I limit my examples to retail because that's my field of expertise. I understand that you are talking about a bigger picture and I must give you some benefit of doubt, but knowing the personality of both developers and lenders, it's hard for me to imagine that other areas of RE are much different.
On Mar 27 08:38 AM Rhino Realty wrote:
> Also, you did not consider the "co-tenancy" requirements in most
> retail center leases. When Circuit City goes BK, all ofther tenants
> go either 50% rent or leave the center....RETAIL will see significant
> issues over the next year or two. Lenders will be choking on deals
> with "con-tenancy" and bankrupt retailers.

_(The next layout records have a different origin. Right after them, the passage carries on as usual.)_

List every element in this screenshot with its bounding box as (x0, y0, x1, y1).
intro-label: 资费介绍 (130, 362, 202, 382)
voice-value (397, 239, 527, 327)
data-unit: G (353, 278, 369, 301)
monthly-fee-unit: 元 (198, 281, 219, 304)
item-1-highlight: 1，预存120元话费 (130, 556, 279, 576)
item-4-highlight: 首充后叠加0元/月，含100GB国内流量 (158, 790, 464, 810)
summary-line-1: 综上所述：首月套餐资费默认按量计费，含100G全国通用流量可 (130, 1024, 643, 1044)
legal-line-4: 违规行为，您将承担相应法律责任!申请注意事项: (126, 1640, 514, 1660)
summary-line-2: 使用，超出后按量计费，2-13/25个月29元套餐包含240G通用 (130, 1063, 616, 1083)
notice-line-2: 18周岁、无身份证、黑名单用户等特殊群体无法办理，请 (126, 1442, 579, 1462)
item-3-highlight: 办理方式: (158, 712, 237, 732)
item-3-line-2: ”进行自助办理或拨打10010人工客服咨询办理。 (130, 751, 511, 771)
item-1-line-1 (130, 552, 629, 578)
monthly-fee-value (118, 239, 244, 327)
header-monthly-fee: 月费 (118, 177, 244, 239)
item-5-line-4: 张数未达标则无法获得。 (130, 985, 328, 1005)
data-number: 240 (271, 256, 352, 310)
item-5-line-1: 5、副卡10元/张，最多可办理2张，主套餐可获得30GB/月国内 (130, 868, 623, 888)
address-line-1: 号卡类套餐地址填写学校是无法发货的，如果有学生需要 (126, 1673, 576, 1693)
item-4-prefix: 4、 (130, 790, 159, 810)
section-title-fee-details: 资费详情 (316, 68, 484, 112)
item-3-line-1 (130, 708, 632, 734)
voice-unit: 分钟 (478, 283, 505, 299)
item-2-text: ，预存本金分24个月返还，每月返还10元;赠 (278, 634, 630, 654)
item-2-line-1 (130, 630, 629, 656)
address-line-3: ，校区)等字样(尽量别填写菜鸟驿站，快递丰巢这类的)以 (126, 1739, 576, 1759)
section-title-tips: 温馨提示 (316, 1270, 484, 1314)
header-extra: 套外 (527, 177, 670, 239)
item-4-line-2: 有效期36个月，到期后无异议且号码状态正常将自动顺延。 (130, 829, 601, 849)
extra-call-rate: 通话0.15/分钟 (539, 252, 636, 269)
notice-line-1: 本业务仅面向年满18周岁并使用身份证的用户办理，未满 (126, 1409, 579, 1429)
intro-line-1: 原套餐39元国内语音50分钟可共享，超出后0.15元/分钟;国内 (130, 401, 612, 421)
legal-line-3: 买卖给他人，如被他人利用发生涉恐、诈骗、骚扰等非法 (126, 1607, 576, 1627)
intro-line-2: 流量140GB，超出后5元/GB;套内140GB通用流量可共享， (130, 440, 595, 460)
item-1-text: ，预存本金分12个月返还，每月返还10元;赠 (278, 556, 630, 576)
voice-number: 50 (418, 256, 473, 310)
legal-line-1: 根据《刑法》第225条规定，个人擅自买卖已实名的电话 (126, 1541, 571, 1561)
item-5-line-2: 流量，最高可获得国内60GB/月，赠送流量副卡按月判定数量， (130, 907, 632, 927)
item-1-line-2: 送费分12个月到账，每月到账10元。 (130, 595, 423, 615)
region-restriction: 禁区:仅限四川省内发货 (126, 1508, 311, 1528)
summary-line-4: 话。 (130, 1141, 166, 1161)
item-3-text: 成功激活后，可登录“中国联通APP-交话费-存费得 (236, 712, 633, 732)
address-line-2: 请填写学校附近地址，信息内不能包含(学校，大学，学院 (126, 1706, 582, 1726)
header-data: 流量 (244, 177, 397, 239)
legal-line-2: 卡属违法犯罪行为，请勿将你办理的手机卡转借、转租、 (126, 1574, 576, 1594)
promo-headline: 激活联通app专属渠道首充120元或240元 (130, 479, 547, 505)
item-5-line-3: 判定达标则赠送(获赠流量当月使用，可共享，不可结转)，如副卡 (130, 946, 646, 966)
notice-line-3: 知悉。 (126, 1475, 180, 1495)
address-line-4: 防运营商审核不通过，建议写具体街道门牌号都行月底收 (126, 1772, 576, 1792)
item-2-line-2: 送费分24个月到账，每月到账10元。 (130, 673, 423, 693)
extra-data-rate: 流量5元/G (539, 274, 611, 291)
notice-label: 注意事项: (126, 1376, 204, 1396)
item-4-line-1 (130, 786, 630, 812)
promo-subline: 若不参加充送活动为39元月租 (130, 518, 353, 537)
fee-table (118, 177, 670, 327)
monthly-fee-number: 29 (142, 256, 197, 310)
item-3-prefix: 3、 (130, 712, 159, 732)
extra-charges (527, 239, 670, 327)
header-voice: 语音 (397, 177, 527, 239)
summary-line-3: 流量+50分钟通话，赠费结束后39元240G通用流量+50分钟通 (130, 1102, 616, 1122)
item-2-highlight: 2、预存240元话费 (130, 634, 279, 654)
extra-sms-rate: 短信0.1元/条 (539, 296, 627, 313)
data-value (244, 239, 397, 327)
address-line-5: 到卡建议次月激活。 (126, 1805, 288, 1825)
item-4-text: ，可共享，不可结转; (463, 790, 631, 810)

1. With lenders pulling back there overall participation in the capital stack from 80% to 60% or so, the weighted average cost of capital has increased approximately 32% without changing the actual cost of capital. This will eventually be seen in cap rates.
2. Vacancy has increased in almost every market, so even without changes in rents, NOI is down.
3. Given greater vacancy and a weak economic outlook, rent rates will be under pressure to fall. If numerous buildings in a sub-market go into default and are sold at distressed prices the new entrants to the market will have lower basis than the other buildings and will be able to offer lower rental rates to attract tenants. This begins a cycle that adjusts all rents down until basis is adjusted through foreclosure or sale.
Unfortunately, there are many deals that were done in 05-07 where the going in margin of cash flow safety (DSCR) was predicated on increasing rents, interest only for the first 2 or 3 years and historically low margins for error.
So as usual, a business weakness t will be exacerbated by a leveraged capital structure that leaves no room for cyclical change.
That's not true in the Sacramento area. Lots of new centers with barely any tenants, some still coming online.
Similar arguments could be made about family farms in 1929. Lender would be unhappy letting loans ride, regulators (such as they were) would be unhappy, but the farm itself would be fine...UNLESS a major disturbance arose that coincided with the precarious situation of all concerned.
The point? In the real world, it's difficult to distinguish a "merely financial problem" from a "real problem." Perhaps AIG experts could tell you the distinction (just read through the algorithm that apportioned risk...), along with their counterparts at Bear Stearns, Lehman, Countrywide, etc. - but the rest of us non-experts have a tough time figuring it all out.
For me, as a non-expert, I'd want to see who is buying up bankrupt big box stores - Circuit City, Linens, etc. - and what they're paying for leases. It's much easier for me to understand "big empty store" than to distinguish among types of problems.